Collaborators and friends

Many people with whom I have collaborated with over the years are important to me, as they have become personal friends. Here are some of the most important ones in alphabetical order, but keep in mind that there are too many to list all of them here.



D. P. Aalberts
Even those who did not collaborate with him remember Daniel's stimulating presence as a postdoc in Leiden from 1994-1996. As an assistant professor at Williams College, Daniel has moved more and more into biophysics, and we have continued to collaborate on the fast isomerization of rhodopsin.

C. W. J. Beenakker
I have the fortune of being a colleague of Carlo at the Instituut-Lorentz now, but few people know that we share the same thesis advisor (Peter Mazur), and that we have a joint publication on hydrodynamic interactions of spheres near a wall. Since we share the same thesis advisor, you can check my scientific ancestors by checking the PhD family tree that Carlo traced.

M. Berry
Sir Michael Berry spent two month in Leiden in the fall of 1999. During this time, we started discussing the problem of fractal intensity profiles in unstable mode resonator lasers - my colleagues Eliel and Woerdman in the quantum optics group had just discovered this phenomenon. We were able to derive the fractal dimension of these fractal lasers, as well as the crossover to regular scaling behavior at the small length scales.

D. Bonn
In the late nineties I spent some six months at the Ecole Normale Superieure in Paris as a guest of Daniel Bonn. Our collaboration started during this visit: we became interested in the problem of "melt fracture", the fact that during the extrusion of polymers melts or solutions from a so-called die, the extrudate becomes very irregular above a certain threshold velocity. We identified an intrinsic route to this type of behavior: polymer flow through a pipe is nonlinearly unstable at large enough flow rates.

C. Caroli
Christiane and I collaborated on the sidebranching mechanism of dendrites in 1992 (see publication 58). Later, when I visited Paris for a month, we collaborated on the formation of streamer discharge patterns (publications 75 and 77). In many ways, the seeds for the later work on pulled front dynamics with Ute Ebert were laid in collaboration with Christiane.

U. Ebert
While I had vowed not to work anymore on front propagation into unstable states when I came to Leiden in 1991, with Ute, who came to Leiden as a postdoc in 1994, I returned to this old problem after all again. Together we were able to understand essentially every aspect of pulled front dynamics, and we have many new exact results (publications 83, 89 and 91). Earlier, we worked on streamer discharge dynamics together - I enjoy watching this line of research, which Ute now continues at the CWI, from the sideline.

G. H. Gilmer
George's influence on me, both as a colleague and as a friend and human being, has been much more important than the two papers we wrote together would seem to suggest. As a physicist, George's style of combining numerical simulations with insight is still an example for me.

M. van Hecke
After he did his PhD with me in Leiden, Martin and I have continued to collaborate (with Kees Storm) on sources and sinks in travelling wave systems -- see my publications 80 and 86. Martin worked abroad for several years as a postdoc; he spent most of his time at the Niels Bohr Institute, and during has last few years he got involved in granular media experiments as well. In the summer of 2000 he returned to Leiden to start an experimental and theoretical effort in granular media. He has built up a very energetic group since then, and we now often collaborate as colleagues.

P. C. Hohenberg
During my last few years at AT&T Bell Labs, I collaborated intensely with Pierre on coherent structures in the Complex Ginzburg Landau equation. This culminated in our long (by various people called ``monstrous'') paper 52, and in the work together with Boris Shraiman and Hugues Chaté (papers 51 and 53). Although our roads have separated, I still value Pierre's advice as a member of the Advisory Board of the Lorentz Center.

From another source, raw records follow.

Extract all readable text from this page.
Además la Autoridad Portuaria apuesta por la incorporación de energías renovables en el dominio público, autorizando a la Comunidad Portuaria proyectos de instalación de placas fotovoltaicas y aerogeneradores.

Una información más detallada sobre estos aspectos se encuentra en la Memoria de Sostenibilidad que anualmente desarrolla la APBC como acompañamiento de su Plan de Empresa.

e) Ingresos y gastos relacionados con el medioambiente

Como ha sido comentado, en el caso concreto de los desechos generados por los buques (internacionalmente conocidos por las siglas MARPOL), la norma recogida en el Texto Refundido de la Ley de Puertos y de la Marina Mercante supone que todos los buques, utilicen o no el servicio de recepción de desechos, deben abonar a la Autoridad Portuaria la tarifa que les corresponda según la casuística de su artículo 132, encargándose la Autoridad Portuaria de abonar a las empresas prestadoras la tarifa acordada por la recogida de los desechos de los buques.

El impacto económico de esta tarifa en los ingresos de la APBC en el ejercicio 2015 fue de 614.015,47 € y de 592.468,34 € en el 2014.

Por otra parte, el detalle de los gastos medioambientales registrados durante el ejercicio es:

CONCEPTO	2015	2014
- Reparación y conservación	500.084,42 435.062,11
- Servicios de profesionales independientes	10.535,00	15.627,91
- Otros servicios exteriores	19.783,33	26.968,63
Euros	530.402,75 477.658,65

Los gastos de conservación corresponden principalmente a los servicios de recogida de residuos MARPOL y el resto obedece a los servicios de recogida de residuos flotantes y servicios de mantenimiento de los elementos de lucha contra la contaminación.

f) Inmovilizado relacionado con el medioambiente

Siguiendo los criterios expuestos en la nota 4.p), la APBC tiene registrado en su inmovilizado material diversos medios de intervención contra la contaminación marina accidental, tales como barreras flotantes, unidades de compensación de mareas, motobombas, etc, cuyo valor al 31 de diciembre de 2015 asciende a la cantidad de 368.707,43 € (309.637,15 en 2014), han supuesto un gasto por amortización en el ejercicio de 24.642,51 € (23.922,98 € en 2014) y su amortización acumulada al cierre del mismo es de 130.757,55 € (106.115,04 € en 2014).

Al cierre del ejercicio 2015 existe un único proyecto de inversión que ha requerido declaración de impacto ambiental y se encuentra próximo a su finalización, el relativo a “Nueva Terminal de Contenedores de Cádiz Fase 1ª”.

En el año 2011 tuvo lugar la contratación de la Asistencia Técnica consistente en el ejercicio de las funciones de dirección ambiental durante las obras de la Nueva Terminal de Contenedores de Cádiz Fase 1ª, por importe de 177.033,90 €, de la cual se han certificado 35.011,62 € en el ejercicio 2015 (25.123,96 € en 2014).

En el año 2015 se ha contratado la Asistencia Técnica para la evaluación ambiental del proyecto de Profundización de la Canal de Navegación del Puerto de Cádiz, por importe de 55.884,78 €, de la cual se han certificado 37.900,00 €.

R. Jochemsen and G. Frossati
I enjoy having the opportunity to learn about Helium in Leiden from my experimental colleagues Giorgio Frossati and Reijer Jochemsen. In recent years, I have become actively involved in the interpretation of their experiments on ``dendritic'' melting of polarized 3He crystals.

L. C. Kimerling
The example that Kim Kimerling set as the head of the department that I was a member of during the eight and a half years I worked at AT&T Bell Labs, has shaped my view of how I want to run my own research group and of the atmosphere that we foster at the Instituut-Lorentz in Leiden.

J. M. J. van Leeuwen
Hans van Leeuwen is the one who is responsible for turning me into a theoretical physicist, when as an undergraduate student at Delft in 1976 I had the fortune of working under his supervision (see my publications 1 and 2). I am happy he is now my colleague in Leiden. A few years ago, we collaborated on the fixed node monte carlo method (see publications 66, 68 and 82).

L. A. Peletier
From Bert I have been able to learn first-hand how mathematicians work and think - his work in recent years on the so-called EFK equation grew out of conversation in the train we had years ago, and in 1999 Ute Ebert and I actively collaborate with him on pulled front propagation. Moreover, we have thought an interactive course ("werkgroep") together in the fall of 1999. Bert has also been instrumental in getting the Lorentz Center of the ground - he has often been a sound-board and mentor for me when I was getting stuck as director of the center.

W. van de Water
Willem is one of the few experimentalists in Holland working on nonequilibrium pattern formation. Although we have no joint publications, we meet a few times a year for discussions of the experiments in his group, or of the theoretical work in my group.

C. M. Varma
Chandra Varma spent three months in Leiden in the spring of 2000 as Lorentz Professor. He gave a course on Non-Fermi-Liquid Behavior and proposed to me to make an introductory review out of this. Clearly, Chandra was the intellectual father of this paper, but I did enjoy tremendously the opportunity to learn from him by helping in making the course material into a readable format.

J. D. Weeks
John was initially mostly my mentor when to AT&T Bell Labs in 1982, since I went to do a postdoc with him. When I stayed on as a member of staff at Bell Labs in the same department with him, we became colleagues and friends. Although we wrote sixteen publications together, much of what I learnt from John can not be strictly found in published papers - John taught me how to think physics.

J. Zaanen
As the founding father of ``stripes'' in high-Tc materials, colleague and friend Jan remains the main driving force of the work of this line of research at our institute. While we come from very different backgrounds, scientifically, we have been able to collaborate on this problem very profitably. In the last few years we've both gone our own ways scientifically.